Fennell D A, Chacko A, Mutti L
Thoracic Oncology Research Group, Centre for Cancer Research and Cell Biology, Queen's University Belfast, Northern Ireland, UK.
Oncogene. 2008 Feb 21;27(9):1189-97. doi: 10.1038/sj.onc.1210744. Epub 2007 Sep 10.
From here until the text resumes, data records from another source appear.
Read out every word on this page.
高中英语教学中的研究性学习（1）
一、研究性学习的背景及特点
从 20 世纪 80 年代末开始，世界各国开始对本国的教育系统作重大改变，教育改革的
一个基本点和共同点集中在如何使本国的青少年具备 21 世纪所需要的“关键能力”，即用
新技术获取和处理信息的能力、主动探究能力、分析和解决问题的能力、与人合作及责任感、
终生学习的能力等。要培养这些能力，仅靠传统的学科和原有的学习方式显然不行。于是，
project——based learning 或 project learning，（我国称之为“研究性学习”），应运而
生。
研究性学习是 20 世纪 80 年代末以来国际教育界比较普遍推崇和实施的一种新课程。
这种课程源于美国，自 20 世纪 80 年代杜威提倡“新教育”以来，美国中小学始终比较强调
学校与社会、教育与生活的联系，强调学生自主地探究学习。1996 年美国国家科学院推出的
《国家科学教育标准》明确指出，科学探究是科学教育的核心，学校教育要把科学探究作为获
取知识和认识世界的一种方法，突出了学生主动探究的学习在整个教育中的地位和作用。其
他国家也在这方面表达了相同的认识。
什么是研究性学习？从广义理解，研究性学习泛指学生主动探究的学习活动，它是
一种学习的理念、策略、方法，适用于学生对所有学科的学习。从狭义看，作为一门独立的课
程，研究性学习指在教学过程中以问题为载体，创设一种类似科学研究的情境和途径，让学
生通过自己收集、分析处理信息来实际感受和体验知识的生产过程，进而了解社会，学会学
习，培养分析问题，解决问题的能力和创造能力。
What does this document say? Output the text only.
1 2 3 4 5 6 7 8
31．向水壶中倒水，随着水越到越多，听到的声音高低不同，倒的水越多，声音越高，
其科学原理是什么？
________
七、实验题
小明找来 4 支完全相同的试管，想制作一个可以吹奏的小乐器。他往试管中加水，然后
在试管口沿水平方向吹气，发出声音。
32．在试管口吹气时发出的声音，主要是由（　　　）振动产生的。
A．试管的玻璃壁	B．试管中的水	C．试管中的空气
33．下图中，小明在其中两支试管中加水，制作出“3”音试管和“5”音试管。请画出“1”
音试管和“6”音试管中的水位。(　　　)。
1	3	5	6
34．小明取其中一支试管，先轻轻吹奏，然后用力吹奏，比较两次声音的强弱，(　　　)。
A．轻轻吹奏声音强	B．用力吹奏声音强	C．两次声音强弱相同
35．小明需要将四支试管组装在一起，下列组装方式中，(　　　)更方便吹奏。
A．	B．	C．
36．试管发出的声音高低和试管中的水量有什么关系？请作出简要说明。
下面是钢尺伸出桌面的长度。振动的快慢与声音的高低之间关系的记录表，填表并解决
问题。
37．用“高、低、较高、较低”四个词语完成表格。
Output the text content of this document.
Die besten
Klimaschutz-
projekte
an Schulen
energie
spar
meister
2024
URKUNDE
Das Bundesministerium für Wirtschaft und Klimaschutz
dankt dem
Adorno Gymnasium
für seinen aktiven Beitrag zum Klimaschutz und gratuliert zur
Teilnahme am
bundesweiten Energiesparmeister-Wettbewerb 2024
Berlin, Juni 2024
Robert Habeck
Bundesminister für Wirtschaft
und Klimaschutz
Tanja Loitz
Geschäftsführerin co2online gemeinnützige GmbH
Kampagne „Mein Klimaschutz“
Bortezomib (Velcade, PS341) was licensed in 2003 as a first-in-class 20S proteasome inhibitor indicated for treatment of multiple myeloma, and is currently being evaluated clinically in a range of solid tumours. The mechanisms underlying its cancer cell toxicity are complex. A growing body of evidence suggests proteasome inhibition-dependent regulation of the BCL-2 family is a critical requirement. In particular, the stabilization of BH3-only proteins BIK, NOXA and BIM, appear to be essential for effecting BAX- and BAK-dependent cell death. These mechanisms are reviewed and the implications for favourable novel drug interactions are highlighted.
硼替佐米(万珂,PS341)于2003年获批,是首个用于治疗多发性骨髓瘤的20S蛋白酶体抑制剂,目前正在多种实体瘤中进行临床评估。其癌细胞毒性的潜在机制很复杂。越来越多的证据表明,蛋白酶体抑制依赖性的BCL-2家族调节是一个关键要求。特别是,仅含BH3结构域的蛋白质BIK、NOXA和BIM的稳定似乎对于实现BAX和BAK依赖性细胞死亡至关重要。本文对这些机制进行了综述,并强调了其对新型药物良好相互作用的意义。